Lynch radicalized movies and television with his signature elements of horror, film noir, whodunit and surrealism, as evident in Twin Peaks, Blue Velvet, Lost Highway and Mulholland Drive.
The eccentric filmmaker earned Oscar nominations for writing and directing 1980’s The Elephant Man and for directing Mulholland Drive and Blue Velvet. In 2000, he received an Honorary Oscar for lifetime achievement. He also won Palme d’Or at Cannes in 1990 for Wild at Heart and was nominated for the award three other times. He won Best Director at Cannes for Mulholland Drive in 2001.
Born in Missoula, Montana on January 20, 1946, Lynch started off in his career by making short films in the ’60s. His first features film, Eraserhead, debuted in 1977; he wrote and directed the cult classic. The Elephant Man, starring John Hurt and Anthony Hopkins, was his next great success. Hurt’s John Merrick memorable cries, “I’m not an animal! I’m a human being — a man!”

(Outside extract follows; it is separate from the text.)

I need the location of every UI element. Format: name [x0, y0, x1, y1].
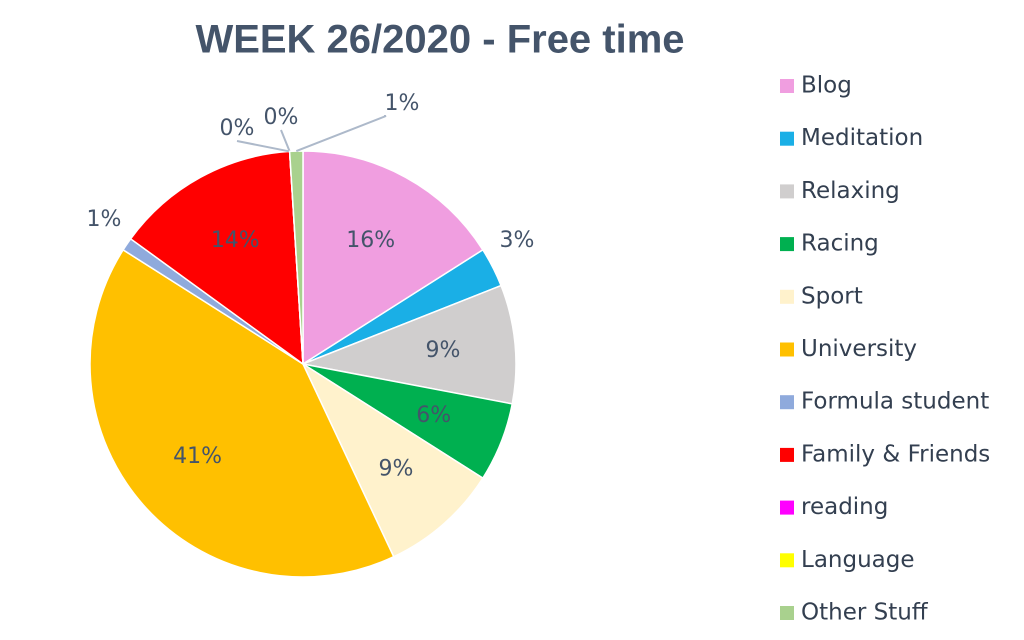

His career soared in the ’80s, following The Elephant Man with Dune and Blue Velvet, the latter of which starred Kyle MachLachlan, Isabella Rossellini, Dennis Hopper, and Laura Dern. In 1989, he created, directed and co-wrote Twin Peaks, a bizarre detective series/soap opera/sci-fi mystery hybrid. Known for its disturbing opening scene of a beachside discovery of a plastic-wrapped corpse, Twin Peaks was known as Lynch’s masterpiece. “Who killed Laura Palmer?” became a national obsession among TV fans.
Lynch’s other credits include Lost Highway (1997), The Straight Story (1999) and Inland Empire (2006).